Australia is a signatory to the international agreement of the Convention on Biological Diversity to protect at least 10% of each marine region in a comprehensive, representative and effectively managed network of protected areas by 2012. This is represented in our commitment to establish a National Representative System of Marine Protected Areas in 10% of each marine region by 2012. And in Tasmania, we are committed to our Tasmanian Marine Protected Areas Strategy, ‘to establish and manage a comprehensive, adequate and representative system of marine protected areas, to contribute to the long-term ecological viability of marine and estuarine systems, to maintain ecological processes and systems, and to protect Tasmania’s biological diversity.’

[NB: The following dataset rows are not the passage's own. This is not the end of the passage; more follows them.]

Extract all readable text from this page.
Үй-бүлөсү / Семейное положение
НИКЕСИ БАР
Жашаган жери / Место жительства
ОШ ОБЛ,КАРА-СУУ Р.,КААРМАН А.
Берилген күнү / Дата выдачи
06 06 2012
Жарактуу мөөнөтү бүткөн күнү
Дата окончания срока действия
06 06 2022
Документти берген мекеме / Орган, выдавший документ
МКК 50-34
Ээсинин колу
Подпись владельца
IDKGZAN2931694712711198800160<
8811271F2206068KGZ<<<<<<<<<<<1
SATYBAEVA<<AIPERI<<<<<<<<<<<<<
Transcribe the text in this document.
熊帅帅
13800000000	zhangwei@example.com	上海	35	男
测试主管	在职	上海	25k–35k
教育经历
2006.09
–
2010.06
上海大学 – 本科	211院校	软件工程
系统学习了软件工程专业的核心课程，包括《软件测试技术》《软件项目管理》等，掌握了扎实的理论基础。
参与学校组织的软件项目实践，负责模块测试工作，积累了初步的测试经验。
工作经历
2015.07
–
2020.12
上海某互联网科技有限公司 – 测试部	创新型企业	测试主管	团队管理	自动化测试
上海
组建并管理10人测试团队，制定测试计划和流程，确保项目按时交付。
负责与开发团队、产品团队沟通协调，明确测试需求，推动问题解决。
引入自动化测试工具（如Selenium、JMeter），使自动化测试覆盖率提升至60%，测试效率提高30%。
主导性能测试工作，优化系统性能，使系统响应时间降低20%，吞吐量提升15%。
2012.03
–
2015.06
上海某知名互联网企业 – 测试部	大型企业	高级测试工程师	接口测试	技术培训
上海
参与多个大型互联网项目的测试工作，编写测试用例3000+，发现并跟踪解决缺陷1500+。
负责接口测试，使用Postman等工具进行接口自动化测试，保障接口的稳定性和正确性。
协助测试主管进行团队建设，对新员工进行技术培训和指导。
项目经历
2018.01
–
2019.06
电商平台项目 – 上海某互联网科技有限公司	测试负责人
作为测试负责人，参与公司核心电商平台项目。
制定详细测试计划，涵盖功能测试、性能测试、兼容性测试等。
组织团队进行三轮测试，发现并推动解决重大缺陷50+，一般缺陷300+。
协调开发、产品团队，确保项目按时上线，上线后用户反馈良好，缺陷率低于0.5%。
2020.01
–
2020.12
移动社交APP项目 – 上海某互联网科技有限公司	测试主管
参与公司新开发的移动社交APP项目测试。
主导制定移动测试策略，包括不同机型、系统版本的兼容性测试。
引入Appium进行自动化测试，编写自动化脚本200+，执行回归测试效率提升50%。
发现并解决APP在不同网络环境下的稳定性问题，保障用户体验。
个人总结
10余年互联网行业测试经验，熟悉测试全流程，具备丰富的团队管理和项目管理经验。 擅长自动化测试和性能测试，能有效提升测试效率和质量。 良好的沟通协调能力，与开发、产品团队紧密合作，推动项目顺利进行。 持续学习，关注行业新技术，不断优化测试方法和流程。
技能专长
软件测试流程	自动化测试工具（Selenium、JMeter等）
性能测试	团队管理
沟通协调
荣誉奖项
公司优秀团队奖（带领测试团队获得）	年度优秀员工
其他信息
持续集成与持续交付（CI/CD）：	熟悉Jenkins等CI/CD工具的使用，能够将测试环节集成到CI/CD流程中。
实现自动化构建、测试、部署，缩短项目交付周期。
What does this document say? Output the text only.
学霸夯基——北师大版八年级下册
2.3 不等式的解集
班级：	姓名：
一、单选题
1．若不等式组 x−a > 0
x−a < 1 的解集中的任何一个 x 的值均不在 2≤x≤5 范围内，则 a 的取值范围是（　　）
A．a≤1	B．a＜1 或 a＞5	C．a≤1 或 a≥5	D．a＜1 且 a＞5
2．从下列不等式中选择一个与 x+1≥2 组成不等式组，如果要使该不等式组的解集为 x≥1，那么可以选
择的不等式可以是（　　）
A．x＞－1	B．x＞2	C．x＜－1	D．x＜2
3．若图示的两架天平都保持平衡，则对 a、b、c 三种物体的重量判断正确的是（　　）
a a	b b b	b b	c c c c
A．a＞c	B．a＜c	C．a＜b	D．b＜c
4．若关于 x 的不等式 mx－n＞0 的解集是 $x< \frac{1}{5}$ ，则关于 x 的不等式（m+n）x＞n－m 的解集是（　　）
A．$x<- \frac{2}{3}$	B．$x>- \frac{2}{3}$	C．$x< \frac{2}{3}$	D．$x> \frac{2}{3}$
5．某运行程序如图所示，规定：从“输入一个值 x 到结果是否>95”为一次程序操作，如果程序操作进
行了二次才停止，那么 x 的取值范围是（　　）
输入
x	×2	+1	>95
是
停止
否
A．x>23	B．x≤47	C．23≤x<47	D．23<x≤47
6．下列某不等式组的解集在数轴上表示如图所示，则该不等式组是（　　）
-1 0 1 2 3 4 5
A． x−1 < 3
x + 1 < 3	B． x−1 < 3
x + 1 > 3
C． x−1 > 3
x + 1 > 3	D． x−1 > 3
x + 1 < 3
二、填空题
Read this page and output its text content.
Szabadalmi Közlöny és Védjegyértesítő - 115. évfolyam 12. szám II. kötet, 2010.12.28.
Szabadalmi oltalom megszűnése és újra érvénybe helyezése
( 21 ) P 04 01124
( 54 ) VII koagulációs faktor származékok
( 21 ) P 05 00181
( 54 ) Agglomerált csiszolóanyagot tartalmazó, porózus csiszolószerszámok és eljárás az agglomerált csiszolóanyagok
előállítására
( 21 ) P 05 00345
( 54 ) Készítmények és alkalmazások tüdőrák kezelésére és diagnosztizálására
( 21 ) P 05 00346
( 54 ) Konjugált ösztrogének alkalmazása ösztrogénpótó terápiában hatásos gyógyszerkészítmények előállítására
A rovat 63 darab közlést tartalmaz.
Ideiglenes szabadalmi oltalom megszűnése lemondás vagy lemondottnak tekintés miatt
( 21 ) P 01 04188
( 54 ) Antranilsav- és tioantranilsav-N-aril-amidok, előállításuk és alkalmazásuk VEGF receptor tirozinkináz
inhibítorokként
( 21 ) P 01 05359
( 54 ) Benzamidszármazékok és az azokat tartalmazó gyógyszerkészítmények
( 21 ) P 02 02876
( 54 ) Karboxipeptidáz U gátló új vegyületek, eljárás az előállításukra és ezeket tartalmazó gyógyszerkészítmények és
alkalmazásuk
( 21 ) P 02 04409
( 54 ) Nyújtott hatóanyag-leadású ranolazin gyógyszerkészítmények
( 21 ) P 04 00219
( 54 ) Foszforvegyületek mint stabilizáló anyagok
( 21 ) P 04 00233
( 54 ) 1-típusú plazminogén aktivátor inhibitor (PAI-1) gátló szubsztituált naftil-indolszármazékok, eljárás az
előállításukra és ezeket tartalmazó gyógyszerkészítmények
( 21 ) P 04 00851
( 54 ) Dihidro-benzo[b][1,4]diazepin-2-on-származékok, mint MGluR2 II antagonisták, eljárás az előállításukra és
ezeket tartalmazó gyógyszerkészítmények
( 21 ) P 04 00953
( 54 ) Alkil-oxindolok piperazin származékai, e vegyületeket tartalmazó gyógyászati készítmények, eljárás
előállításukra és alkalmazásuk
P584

  • They provide important scientific reference areas to study the impacts of fishing and climate change
  • They act as a recovery zone, through restoration of heavily impacted species and community structure
  • They allow many species to grow longer and larger, which means that they can contribute more offspring to the environment
  • They help deter invasive species, such as urchins, which can degrade natural habitat and impact on health of the whole ecosystem
  • They protect biodiversity and restore ecosystem health enabling essential natural services to be maintained, such as seafood production, pollutant breakdown, nutrient cycling, coastal protection, control of pests, regulation of temperature and climatic systems.

The ability of a marine ecosystem to withstand impacts from pressures — such as introduced pests, warming waters, damaging one-off storm events — is substantially increased when they are fully protected in a marine national park, simply because the ecosystems are healthier and stronger.Networks of Marine National Parks provide some respite for the many species that travel long distances and live in various habitats throughout their life cycles. They can also provide insurance against one-off catastrophes that harm populations or habitats in one reserve, but not another.

Marine National Parks also act as playgrounds for us to enjoy through swimming, diving, kayaking and surfing. They are great, big, blue classrooms for discovery and learning, and when properly managed they are fantastic business opportunities for local communities to foster.

Marine National Parks are a critical part of caring for our oceans and establishing them is simple common sense.